From the prophet Micah (6:8) we read, “Do justice, love mercy, and walk humbly with your God.” And, as recorded in the New Testament, Jesus stated that God’s law is summed up in this, “Love the Lord your God with all your heart, with all your mind, and everything that you are, and love your neighbor as you would love yourself.” These seem to me to be the most important creeds by which to live for a couple of very important reasons.
First, both of these statements recognize that life exists in relation to God and others. We are not alone and despite our tendency to be independent, and many of you are facing the thrill of being independent, the fullness of life can only be encountered in relationships with God and others that are based on love. Though we are individually made, we are made to be in community with God and with others.
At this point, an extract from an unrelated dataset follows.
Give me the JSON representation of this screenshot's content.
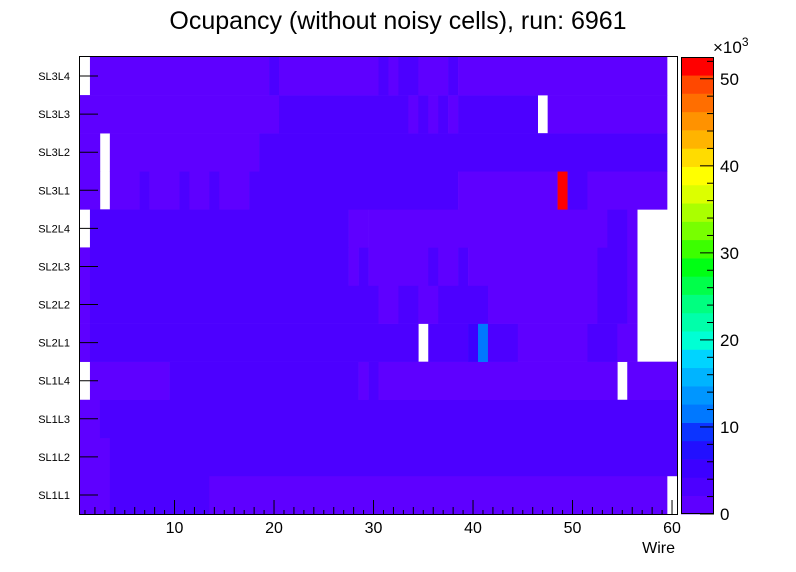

Second, both Micah and Jesus call us to live our lives for others and not primarily for ourselves. To do justice, to love mercy, and to love others as we would want to be loved means that we ought to live our lives not in selfish gain, but in self giving sacrifice expressed towards our friends, strangers, and yes, even our enemies.
If I consider these verses and others like them to be the center piece of the biblical message, then these should become for me the moral and spiritual compass by which my life is guided. And if these words are the moral and spiritual compass of my life, then they must become the basis from which I formulate how I want my life to be shaped, now and in the future.
So, as you enter this next exciting, but uncharted, phase of your life, in whichever direction God leads you, may each of you live your life guided by the will of God that calls us into loving relationships with God and others; relationships that are characterized by your actions of love, justice and mercy.